И тут я глубоко проваливаюсь в снег, напарываясь рукавицей на что-то твердое и острое…

Засыпаю я уже под утро, когда поздний рассвет разбавляет за окном чернильную глушь неба. А когда просыпаюсь, нахожу на тумбочке кружку свежего молока с краюхой пахучего хлеба и записку: «Отдыхай, набирайся сил, ни о чем не беспокойся. С занятиями управимся». Подписано: «Н. П.» Только теперь я обращаю внимание, что инициалы имени и отчества Рогозного созвучны наблюдательному посту. А то все никак не мог взять в толк, когда кто-нибудь на заставе невзначай ронял: «НП сделает вдувание, НП не любит этого, НП не проведешь…» Интересно, что они там говорят между собой про меня, как называют? Я бы многое дал, чтобы хоть краем уха услышать это.

Поднимаюсь, привожу себя в порядок, набрасываю на плечи полушубок и выхожу на улицу. Метель улеглась, небо чистое, дышится легко.

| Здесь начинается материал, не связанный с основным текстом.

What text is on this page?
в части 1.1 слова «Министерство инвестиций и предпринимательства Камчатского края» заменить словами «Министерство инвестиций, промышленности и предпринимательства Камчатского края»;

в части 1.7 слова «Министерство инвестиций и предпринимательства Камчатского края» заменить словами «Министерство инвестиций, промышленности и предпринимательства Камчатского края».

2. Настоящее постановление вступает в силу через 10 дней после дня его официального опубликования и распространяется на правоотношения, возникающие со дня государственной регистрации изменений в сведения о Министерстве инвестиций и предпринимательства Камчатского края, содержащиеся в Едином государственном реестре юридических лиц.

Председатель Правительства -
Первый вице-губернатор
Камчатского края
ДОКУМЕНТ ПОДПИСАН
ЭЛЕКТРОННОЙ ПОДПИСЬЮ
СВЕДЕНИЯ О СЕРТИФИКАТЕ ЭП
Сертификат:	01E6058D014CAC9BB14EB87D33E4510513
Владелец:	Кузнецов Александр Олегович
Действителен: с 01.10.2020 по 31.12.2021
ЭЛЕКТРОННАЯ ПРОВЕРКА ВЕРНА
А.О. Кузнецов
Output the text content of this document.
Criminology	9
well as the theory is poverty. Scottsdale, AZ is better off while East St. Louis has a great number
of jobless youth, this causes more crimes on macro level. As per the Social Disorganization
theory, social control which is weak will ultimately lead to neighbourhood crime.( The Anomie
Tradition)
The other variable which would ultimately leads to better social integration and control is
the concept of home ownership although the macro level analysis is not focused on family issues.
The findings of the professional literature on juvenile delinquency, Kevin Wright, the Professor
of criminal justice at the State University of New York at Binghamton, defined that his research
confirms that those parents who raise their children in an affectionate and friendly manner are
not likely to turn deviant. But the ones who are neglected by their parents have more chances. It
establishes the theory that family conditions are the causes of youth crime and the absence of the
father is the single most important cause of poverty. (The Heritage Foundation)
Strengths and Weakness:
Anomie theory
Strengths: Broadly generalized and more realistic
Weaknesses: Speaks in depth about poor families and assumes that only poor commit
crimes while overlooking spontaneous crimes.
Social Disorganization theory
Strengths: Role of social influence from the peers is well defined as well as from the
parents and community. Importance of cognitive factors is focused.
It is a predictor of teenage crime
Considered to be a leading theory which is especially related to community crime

Все вокруг белым-бело — сопки, распадок, деревья. Снег лежит на пихтовых лапах, клоня их вниз, на перилах мостков, даже на нитях проволочного забора. Наш «Казбек» форменным образом утонул, забуксовал в этом белом плену, как обессилевший старенький пароход, зажатый со всех сторон льдами и торосами. Только дорожки-тоннели, разбежавшись в разные концы, связывают его с остальным миром. Одна из них ведет к офицерскому дому. По ней я и иду на заставу. Я ценю заботу Рогозного и совсем не хочу нарушать его предписание, но у меня есть два неотложных дела, которые я должен непременно выполнить.

Минуя дежурку и канцелярию, прохожу в казарму. Здесь тихо. Полумрак. Общий подъем уже прошел. Одно из окон чуть расшторено, и в его свете я вижу Машонова. Он лежит на спине, глаза его неподвижно устремлены в потолок. На мое появление он никак не реагирует. Понимаю, ему сейчас не до разговоров. Попова и Ульямишу я нахожу в комнате отдыха, играют на бильярде. Вид ничего, бодрый. Прошу их на минутку зайти ко мне. Когда мы остаемся одни, я говорю:

— Валентин и Костя! Я хочу вас просить вот о чем: то, что случилось вчера с Машоновым, не должна знать на заставе ни одна душа…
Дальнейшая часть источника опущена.